Project Mélange

Understanding MixEd LANguaGE and Code-mixing

Note: This research project has reached its conclusion. These pages are maintained for reference and archival purposes.

The goal of Project Mélange is to understand the uses of and build tools around code-mixing. Multilingual communities exhibit code-mixing, that is, mixing of two or more socially stable languages in a single conversation, sometimes even in a single utterance. This phenomenon has been widely studied by linguists and interaction scientists in the spoken language of such communities. However, with the prevalence of social media and other informal interactive platforms, code-switching is now also ubiquitously observed in user-generated text.
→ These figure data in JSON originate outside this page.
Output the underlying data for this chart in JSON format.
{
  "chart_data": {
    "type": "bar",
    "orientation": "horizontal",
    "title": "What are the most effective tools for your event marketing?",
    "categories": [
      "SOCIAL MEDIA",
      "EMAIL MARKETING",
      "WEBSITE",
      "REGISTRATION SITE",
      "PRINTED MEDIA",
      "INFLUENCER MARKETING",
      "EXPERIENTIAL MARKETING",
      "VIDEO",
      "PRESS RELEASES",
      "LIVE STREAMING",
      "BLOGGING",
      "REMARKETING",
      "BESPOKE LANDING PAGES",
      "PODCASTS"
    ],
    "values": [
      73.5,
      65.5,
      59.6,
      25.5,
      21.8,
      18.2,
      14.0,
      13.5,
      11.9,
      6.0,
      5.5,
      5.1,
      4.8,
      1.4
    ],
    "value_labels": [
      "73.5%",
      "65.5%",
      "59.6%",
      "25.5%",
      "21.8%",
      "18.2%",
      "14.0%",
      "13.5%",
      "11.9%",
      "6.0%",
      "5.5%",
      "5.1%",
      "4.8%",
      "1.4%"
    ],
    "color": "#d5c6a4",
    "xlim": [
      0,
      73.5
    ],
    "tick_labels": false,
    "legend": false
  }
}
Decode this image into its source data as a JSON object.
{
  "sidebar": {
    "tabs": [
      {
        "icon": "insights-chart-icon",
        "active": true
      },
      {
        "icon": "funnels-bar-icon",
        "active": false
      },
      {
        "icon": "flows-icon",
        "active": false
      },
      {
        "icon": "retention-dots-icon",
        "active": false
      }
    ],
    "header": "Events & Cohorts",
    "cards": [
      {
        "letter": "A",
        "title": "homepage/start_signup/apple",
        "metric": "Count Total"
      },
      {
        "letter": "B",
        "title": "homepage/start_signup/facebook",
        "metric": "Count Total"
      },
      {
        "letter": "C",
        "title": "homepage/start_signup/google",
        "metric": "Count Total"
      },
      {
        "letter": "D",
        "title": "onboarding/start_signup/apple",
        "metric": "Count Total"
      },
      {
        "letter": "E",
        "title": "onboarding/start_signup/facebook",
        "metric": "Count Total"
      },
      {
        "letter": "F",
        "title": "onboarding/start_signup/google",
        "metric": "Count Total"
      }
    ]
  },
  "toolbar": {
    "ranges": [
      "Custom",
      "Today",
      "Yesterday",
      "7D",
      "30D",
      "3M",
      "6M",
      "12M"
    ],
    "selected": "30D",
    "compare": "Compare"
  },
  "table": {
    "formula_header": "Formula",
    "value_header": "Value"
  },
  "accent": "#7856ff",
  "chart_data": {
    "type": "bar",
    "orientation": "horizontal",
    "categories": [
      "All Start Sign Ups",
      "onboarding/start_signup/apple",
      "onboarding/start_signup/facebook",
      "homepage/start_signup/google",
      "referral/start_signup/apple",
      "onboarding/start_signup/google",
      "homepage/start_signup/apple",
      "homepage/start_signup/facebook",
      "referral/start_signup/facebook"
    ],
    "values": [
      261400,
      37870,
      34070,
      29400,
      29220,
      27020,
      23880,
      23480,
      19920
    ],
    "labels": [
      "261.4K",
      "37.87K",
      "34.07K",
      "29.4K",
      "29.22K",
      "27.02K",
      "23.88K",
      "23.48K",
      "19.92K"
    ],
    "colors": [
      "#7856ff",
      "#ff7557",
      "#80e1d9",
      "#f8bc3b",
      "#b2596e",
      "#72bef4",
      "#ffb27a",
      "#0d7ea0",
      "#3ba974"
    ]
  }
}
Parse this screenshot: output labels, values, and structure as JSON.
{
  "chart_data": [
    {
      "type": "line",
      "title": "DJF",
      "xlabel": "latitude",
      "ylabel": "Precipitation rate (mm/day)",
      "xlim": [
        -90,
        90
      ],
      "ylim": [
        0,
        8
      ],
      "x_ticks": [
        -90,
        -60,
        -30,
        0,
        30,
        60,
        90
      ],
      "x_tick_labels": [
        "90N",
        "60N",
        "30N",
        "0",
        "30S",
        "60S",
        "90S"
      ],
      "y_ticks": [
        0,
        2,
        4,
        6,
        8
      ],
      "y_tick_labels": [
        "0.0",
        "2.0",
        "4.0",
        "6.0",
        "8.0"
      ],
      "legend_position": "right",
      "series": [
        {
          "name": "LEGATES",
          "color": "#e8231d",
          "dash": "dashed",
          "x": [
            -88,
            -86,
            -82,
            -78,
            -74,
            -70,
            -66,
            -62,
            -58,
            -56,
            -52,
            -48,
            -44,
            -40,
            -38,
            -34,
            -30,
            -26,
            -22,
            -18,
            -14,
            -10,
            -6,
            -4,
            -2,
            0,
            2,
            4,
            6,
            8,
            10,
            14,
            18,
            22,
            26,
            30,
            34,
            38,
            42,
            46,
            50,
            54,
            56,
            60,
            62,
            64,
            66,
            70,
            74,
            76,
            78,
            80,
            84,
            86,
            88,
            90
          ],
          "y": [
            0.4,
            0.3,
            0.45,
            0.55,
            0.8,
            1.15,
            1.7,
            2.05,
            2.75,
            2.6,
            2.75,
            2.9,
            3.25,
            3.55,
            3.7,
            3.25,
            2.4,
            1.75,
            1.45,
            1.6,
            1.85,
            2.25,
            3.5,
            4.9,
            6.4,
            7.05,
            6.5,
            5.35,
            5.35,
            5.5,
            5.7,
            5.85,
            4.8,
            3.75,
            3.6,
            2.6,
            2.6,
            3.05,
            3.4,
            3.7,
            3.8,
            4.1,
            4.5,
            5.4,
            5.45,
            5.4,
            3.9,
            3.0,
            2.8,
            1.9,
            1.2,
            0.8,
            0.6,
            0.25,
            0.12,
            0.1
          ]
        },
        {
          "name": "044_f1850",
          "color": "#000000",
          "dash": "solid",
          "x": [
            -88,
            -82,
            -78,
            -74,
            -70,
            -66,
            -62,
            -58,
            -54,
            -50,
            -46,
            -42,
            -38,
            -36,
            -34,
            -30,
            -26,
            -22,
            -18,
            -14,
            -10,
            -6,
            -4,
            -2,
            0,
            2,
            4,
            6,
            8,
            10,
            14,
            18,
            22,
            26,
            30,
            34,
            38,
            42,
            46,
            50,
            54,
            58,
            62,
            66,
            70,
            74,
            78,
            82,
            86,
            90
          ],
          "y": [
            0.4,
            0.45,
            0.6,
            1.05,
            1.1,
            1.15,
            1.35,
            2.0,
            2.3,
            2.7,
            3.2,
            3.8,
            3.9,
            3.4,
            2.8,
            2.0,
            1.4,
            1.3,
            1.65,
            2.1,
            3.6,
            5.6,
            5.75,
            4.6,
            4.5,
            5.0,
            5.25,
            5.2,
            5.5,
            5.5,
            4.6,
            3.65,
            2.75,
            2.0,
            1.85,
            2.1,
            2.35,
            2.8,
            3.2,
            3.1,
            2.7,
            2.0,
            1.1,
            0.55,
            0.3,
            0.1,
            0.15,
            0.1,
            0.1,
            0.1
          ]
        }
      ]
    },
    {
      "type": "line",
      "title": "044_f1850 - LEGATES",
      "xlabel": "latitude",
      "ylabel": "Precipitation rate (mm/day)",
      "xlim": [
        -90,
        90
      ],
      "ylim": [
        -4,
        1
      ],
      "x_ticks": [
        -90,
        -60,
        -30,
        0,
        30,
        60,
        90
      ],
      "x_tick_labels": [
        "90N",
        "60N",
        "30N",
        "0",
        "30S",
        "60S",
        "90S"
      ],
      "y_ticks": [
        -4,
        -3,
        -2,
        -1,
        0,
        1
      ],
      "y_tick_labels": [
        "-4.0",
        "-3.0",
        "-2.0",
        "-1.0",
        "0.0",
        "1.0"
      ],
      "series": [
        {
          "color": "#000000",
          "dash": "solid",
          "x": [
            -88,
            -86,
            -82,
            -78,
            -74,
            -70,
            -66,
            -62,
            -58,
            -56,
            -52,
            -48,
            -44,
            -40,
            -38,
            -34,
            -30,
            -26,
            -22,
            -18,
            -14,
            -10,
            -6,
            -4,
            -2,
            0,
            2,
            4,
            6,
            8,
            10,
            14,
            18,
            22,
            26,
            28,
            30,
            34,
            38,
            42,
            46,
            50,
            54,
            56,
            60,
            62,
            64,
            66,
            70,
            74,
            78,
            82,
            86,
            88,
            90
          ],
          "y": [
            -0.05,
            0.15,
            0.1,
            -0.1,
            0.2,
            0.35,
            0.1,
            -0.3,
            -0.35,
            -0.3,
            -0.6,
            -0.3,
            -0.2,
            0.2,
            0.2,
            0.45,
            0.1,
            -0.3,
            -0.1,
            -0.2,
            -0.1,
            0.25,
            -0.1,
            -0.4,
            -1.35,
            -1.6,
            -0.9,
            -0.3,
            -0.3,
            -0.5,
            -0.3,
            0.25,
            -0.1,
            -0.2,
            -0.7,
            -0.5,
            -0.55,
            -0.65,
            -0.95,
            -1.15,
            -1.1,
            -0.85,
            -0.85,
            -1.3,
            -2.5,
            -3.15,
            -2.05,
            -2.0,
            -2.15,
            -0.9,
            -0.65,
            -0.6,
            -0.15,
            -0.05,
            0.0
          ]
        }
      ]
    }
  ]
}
As multilingual communities are more the norm from a global perspective, it becomes essential that code-switched text and speech are adequately handled by language technologies and intelligent agents.

Project Mélange aims to analyze and understand code-switching behavior at two levels: first, the formal structural level that dictates the grammar of such a construct, and second, the functional level that motivates its use from a cognitive, pragmatic and socio-cultural perspective. This in turn would allow us to process mixed language as well as better model conversations and dialogues in a multilingual setting. In addition, Project Mélange aims to equip speech and language processing systems with the capabilities of processing, understanding and generating code-switched language. Towards this goal, we have worked on Language Identification from text, Part of Speech tagging, parsing, sentiment analysis, machine translation, speech recognition and synthesis. Code-mixed speech and language processing is a low-resource problem, often without adequate data available even for bootstrapping. Our philosophy is solving these problems is to re-use existing monolingual data and resources as much as possible.

In 2020, we proposed the first benchmark for code-switching, GLUECoS (opens in new tab), which spans 7 NLP tasks in English-Hindi and English-Spanish. We also released the first code-switched NLI dataset (opens in new tab) in Hindi-English based on Bollywood movie dialogues. Although we continue working on various aspects of multilingual systems and code-switching, the primary focus of our group is on Project ELLORA and Project LITMUS.